There’s no shame in families doing what they’re able to in order to shelter their children the best they can. (Abrazo has had to resort to putting expectant parents up in extended stay motels as well, on occasion, when the only alternative might be a homeless shelter.) There are no easy answers. Still, children (other than Eloise) should ideally not have to be growing up in a motel. There are other alternatives, especially when at-risk parents have other extenuating issues that prevent them from meeting their child/ren’s best interests long-term.
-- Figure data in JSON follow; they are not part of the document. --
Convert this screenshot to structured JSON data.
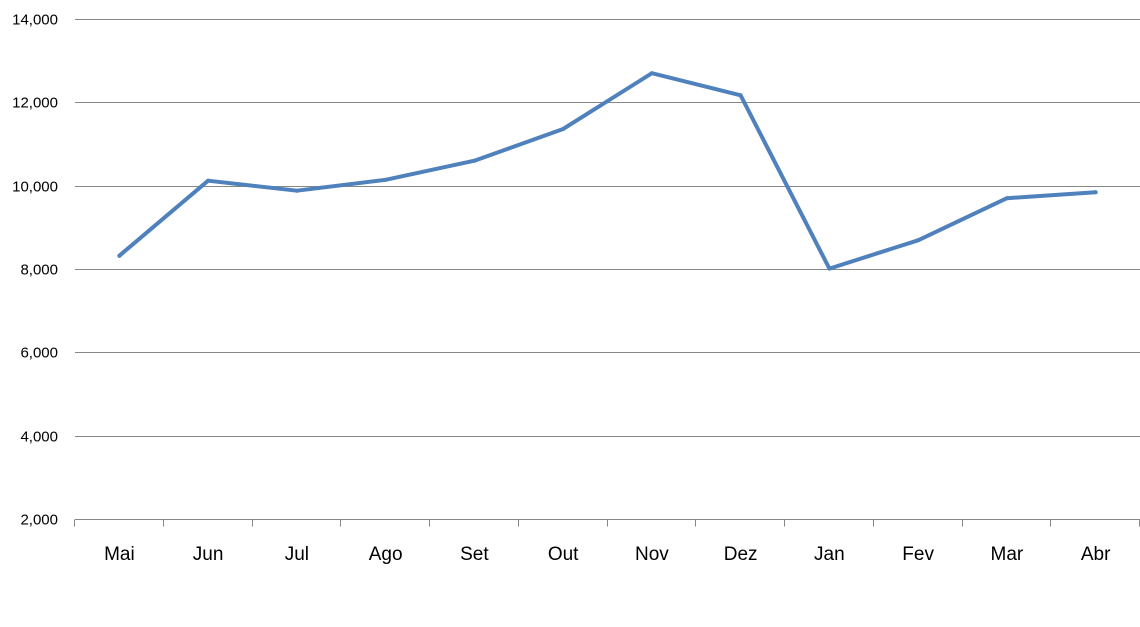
{
  "chart_data": {
    "type": "line",
    "title": "",
    "xlabel": "",
    "ylabel": "",
    "categories": [
      "Mai",
      "Jun",
      "Jul",
      "Ago",
      "Set",
      "Out",
      "Nov",
      "Dez",
      "Jan",
      "Fev",
      "Mar",
      "Abr"
    ],
    "series": [
      {
        "color": "#4F81BD",
        "values": [
          8320,
          10120,
          9880,
          10140,
          10600,
          11360,
          12700,
          12170,
          8010,
          8690,
          9700,
          9840
        ]
      }
    ],
    "ylim": [
      2000,
      14000
    ],
    "yticks": [
      2000,
      4000,
      6000,
      8000,
      10000,
      12000,
      14000
    ],
    "ytick_labels": [
      "2,000",
      "4,000",
      "6,000",
      "8,000",
      "10,000",
      "12,000",
      "14,000"
    ],
    "grid": true,
    "legend": "none"
  }
}
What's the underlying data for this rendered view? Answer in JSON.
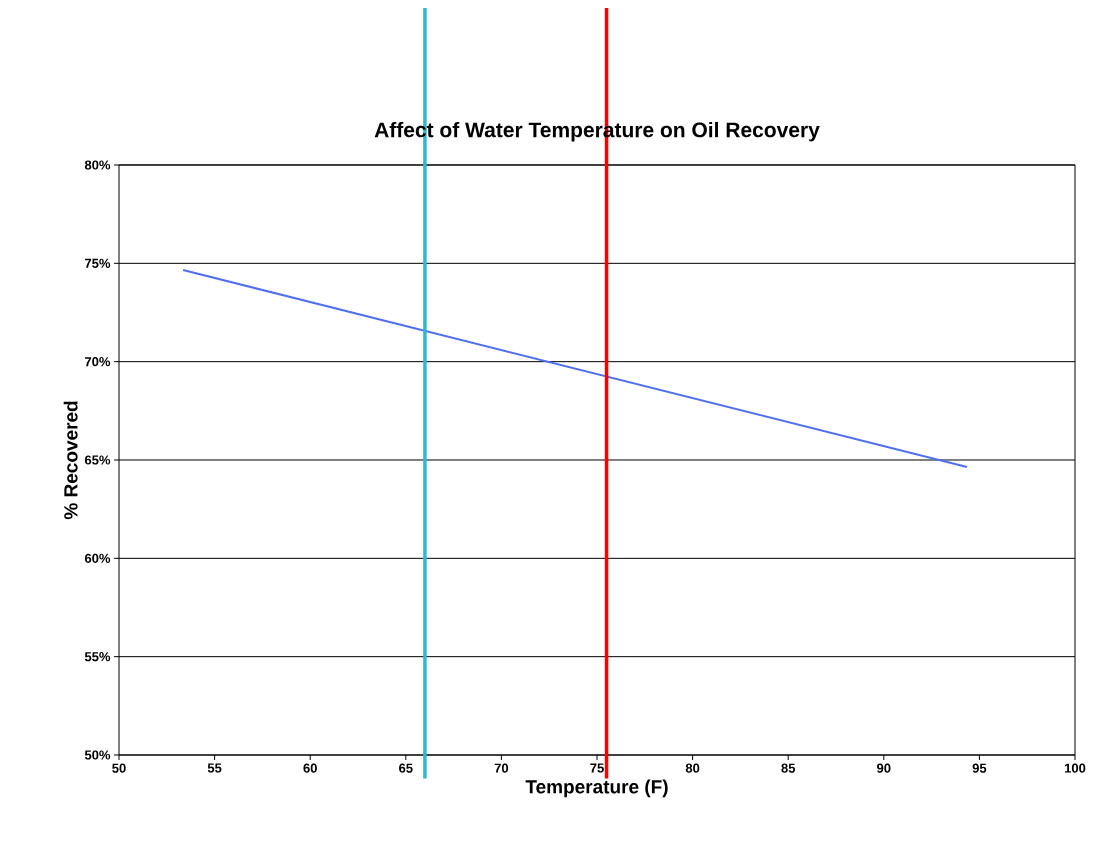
{
  "chart_data": {
    "type": "line",
    "title": "Affect of Water Temperature on Oil Recovery",
    "xlabel": "Temperature (F)",
    "ylabel": "% Recovered",
    "series": [
      {
        "color": "#4f6ff0",
        "x": [
          53.35,
          94.35
        ],
        "values": [
          74.66,
          64.64
        ]
      }
    ],
    "xlim": [
      50,
      100
    ],
    "xticks": [
      50,
      55,
      60,
      65,
      70,
      75,
      80,
      85,
      90,
      95,
      100
    ],
    "ylim": [
      50,
      80
    ],
    "yticks": [
      {
        "value": 50,
        "label": "50%"
      },
      {
        "value": 55,
        "label": "55%"
      },
      {
        "value": 60,
        "label": "60%"
      },
      {
        "value": 65,
        "label": "65%"
      },
      {
        "value": 70,
        "label": "70%"
      },
      {
        "value": 75,
        "label": "75%"
      },
      {
        "value": 80,
        "label": "80%"
      }
    ],
    "grid": "y",
    "marker": "none",
    "line_style": "solid",
    "ref_lines": [
      {
        "axis": "x",
        "value": 66,
        "color": "#2fb8d0"
      },
      {
        "axis": "x",
        "value": 75.5,
        "color": "#ff0000"
      }
    ]
  }
}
One of those alternatives is adoption. While Abrazo is known for its infant adoptions, our staff goes out of its way to help any parent(s) in need of our services. If you know a child growing up in a motel who could benefit from open adoption options instead, encourage the parent(s) to contact Abrazo anytime: 1-800-454-5683. Our agency provides children of all ages with loving, permanent homes through open adoption, which enables them to grow up in a safe family environment while continuing to enjoy a healthy relationship with their birthfamily.
Adoption is not the only alternative, of course. Parents-in-need can also explore other family preservation services and programs, or if you need family housing in San Antonio, call Haven for Hope or the Strong Foundation.
The reality is that all possible options are surely needed, if we’re ever going to somehow make children growing up in a motel become a thing of the past… before it’s too late.